Comparison to Previous Work. We compare the DeepStationing to the previous most relevant approach [11] that exploits heuristically pre-defined spatial margins for LNS inference. The DeepStationing outperforms [11] by \(19.2\%\) in DSC, 30.2 mm in HD, and 5.2 mm in ASD. For the ease of comparison, similar to [11], we also merge our LNSs into four LN zones, i.e., supraclavicular (S1), superior (S2, S3, and S4), aortic (S5 and S6) and inferior (S7 and S8) zones, and calculate the accuracy of LN instances that are correctly located in the predicted zones. DeepStationing achieves an average accuracy of \(96.5\%\), or \(13.3\%\) absolutely superior than [11] in LN instance counting accuracy. We tested additionally 2 backbone networks: 3D PHNN (3D UNet with a light-weighted decoding path) and 2D UNet.
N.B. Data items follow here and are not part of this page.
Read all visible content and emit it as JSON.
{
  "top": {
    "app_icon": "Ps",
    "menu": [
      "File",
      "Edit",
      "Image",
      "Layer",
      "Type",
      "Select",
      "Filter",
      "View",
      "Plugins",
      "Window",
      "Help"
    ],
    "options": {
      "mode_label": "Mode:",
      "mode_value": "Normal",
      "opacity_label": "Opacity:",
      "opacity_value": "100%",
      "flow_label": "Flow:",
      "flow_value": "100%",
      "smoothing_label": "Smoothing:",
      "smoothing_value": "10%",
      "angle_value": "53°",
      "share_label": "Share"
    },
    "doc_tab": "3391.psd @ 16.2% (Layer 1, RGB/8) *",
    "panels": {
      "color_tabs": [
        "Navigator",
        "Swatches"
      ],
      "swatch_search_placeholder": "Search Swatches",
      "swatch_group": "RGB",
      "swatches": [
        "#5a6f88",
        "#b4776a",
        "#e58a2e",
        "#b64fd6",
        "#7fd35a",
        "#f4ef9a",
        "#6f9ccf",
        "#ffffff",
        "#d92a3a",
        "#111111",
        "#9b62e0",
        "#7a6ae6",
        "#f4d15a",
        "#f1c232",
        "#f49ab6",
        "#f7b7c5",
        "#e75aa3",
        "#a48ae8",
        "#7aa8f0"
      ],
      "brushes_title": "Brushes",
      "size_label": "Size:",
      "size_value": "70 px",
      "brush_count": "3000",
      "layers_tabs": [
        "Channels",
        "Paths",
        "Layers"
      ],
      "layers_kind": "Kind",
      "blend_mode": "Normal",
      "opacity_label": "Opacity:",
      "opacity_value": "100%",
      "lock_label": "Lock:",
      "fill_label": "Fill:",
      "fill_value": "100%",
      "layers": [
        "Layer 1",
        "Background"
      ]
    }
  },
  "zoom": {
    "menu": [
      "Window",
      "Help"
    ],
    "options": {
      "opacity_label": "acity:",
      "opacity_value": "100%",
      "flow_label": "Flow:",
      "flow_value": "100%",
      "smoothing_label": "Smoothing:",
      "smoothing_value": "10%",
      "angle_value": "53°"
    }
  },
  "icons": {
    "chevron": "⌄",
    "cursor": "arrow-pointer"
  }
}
The DSCs of 3D PHNN and 2D UNet are 79.5% and 78.8%, respectively. The assumed reason for the performance drop might be the loss of the boundary precision/3D information.

4 Conclusion

In this paper, we propose DeepStationing as a novel framework that performs key organ auto-search based LNS parsing on contrasted CT images. Emulating the clinical practices, we segment the referencing organs in thoracic region and use the segmentation results to guide LNS parsing. Different from employing the key organs directly suggested by oncologists, we search for the key organs automatically as a neural architecture search problem that can opt for optimal performance. Evaluated using a most comprehensive LNS dataset, DeepStationing method outperforms previous most relevant approach by a significant quantitative margin of 19.2% in DSC, and is coherent to clinical explanation. This work is an important step towards reliable and automated LNS segmentation.